No citado livro sobre Clenardo, Coimbra, 1926, p. 96, o Prof. Dr. Manuel Gonçalves Cerejeira deu pela primeira vez notícia da ordenação a Missa do doutor Afonso de Prado ter tido lugar em 26 de Maio de 1537, em Coimbra. «Encontra-se [esta notícia] a p. 136 verso do respetivo caderno das ordenações da diocese de Coimbra, preciosos manuscritos hoje incorporados no Arquivo da Universidade. Vem na Matricola das ordês-q celebrou dom pedro malheiro... em sabbado das quatro temporas da trimdade xxbj dias de maio de mil he quinhètos he trinta he sete anos, sob o Titulo dos ordenados a misa no d.t° dia de sabbado da trimdade, e reza assim: it. o doutor a.° do prado f.de gracia de donhas e de micia de madril m. na cidade de toledo freg. da madelena dos reinos de castela cõ l.do seu prelado.»

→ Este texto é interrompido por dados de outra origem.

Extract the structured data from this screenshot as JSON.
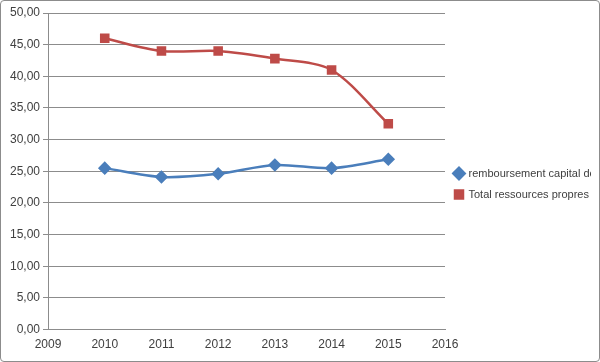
{
  "chart_data": {
    "type": "line",
    "x": [
      2010,
      2011,
      2012,
      2013,
      2014,
      2015
    ],
    "series": [
      {
        "name": "remboursement capital dette",
        "color": "#4a7ebb",
        "marker": "diamond",
        "line_style": "solid",
        "values": [
          25.5,
          24.1,
          24.6,
          26.0,
          25.5,
          26.9
        ]
      },
      {
        "name": "Total ressources propres",
        "color": "#be4b48",
        "marker": "square",
        "line_style": "solid",
        "values": [
          46.0,
          44.0,
          44.0,
          42.8,
          41.0,
          32.5
        ]
      }
    ],
    "xlim": [
      2009,
      2016
    ],
    "xticks": [
      2009,
      2010,
      2011,
      2012,
      2013,
      2014,
      2015,
      2016
    ],
    "ylim": [
      0,
      50
    ],
    "yticks": [
      {
        "value": 0,
        "label": "0,00"
      },
      {
        "value": 5,
        "label": "5,00"
      },
      {
        "value": 10,
        "label": "10,00"
      },
      {
        "value": 15,
        "label": "15,00"
      },
      {
        "value": 20,
        "label": "20,00"
      },
      {
        "value": 25,
        "label": "25,00"
      },
      {
        "value": 30,
        "label": "30,00"
      },
      {
        "value": 35,
        "label": "35,00"
      },
      {
        "value": 40,
        "label": "40,00"
      },
      {
        "value": 45,
        "label": "45,00"
      },
      {
        "value": 50,
        "label": "50,00"
      }
    ],
    "grid": "y",
    "legend": "right"
  }
}
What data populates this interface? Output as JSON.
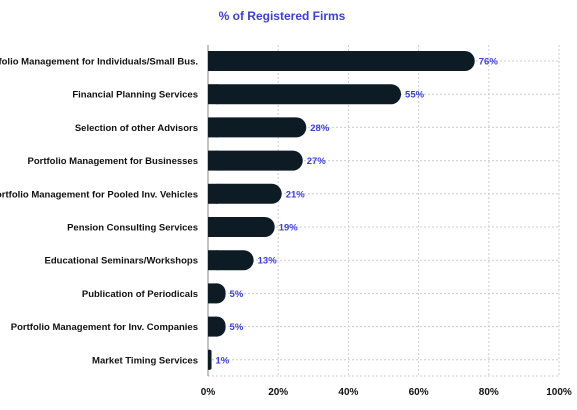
{
  "chart_data": {
    "type": "bar",
    "orientation": "horizontal",
    "title": "% of Registered Firms",
    "categories": [
      "Portfolio Management for Individuals/Small Bus.",
      "Financial Planning Services",
      "Selection of other Advisors",
      "Portfolio Management for Businesses",
      "Portfolio Management for Pooled Inv. Vehicles",
      "Pension Consulting Services",
      "Educational Seminars/Workshops",
      "Publication of Periodicals",
      "Portfolio Management for Inv. Companies",
      "Market Timing Services"
    ],
    "values": [
      76,
      55,
      28,
      27,
      21,
      19,
      13,
      5,
      5,
      1
    ],
    "data_labels": [
      "76%",
      "55%",
      "28%",
      "27%",
      "21%",
      "19%",
      "13%",
      "5%",
      "5%",
      "1%"
    ],
    "xlim": [
      0,
      100
    ],
    "x_ticks": [
      0,
      20,
      40,
      60,
      80,
      100
    ],
    "x_tick_labels": [
      "0%",
      "20%",
      "40%",
      "60%",
      "80%",
      "100%"
    ],
    "grid": "dotted vertical and horizontal",
    "colors": {
      "bar": "#0d1b24",
      "accent": "#3b3fd8",
      "label": "#111111",
      "grid": "#cccccc",
      "axis": "#888888"
    }
  }
}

Por este documento, parece que o apelido Prado não era de família, tendo talvez sido adotado em referência ao local do nascimento.
É a seguinte a notícia biográfica a que aludimos:
«Affonso do Prado natural de Toledo estudou Filosofia na universidade de Alcalá de Enares e nella foi mestre em Artes e a insinou com reputação, e depois insinou a Theologia. A fama da sua sabidoria havendo chegado à noticia de El rey D. João III no tempo em que meditava reformar os Estudos da universidade, pedio ao Imperador Carlos V seu cunhado, que consedese licença ao Doutor Prado, para vir para Portugal, para o que El Rey o convidou com largo estipendio, e o nomeou para Lente de Prima de Theologia no anno de 1537, e principiou a ler em 2 de Mayo do dito anno, depois de hum trienio de leitura o encarregou o mesmo Rey da regencia da mesma cadeira por Provisão de 13 de Setembro de 1542, e se lhe concedeu a propriedade perpetua, em quanto não se lhe dese algum emprego incompativel, por Provisão de 24 de Outubro do mesmo anno, e que atendendo às suas letras e virtudes o proveria em huma Igreja, ou beneficio. Foi Vice-Reytor, e S. Magestade atendendo ao seu notorio merecimento o nomeou Reytor da universidade por Carta de 28 de Setembro de 1555, porem nunca interrompeo a leitura, athe que jubilou de que se lhe passou Carta em 11 de Outubro de 1557. Pregou nas exequias que a universidade fes ao Principe D. João Pay do Rey D. Sebastião. Compoz — 1.0 Questiones dialecticas super libros Piermenias. Compluti. 1530. Fol.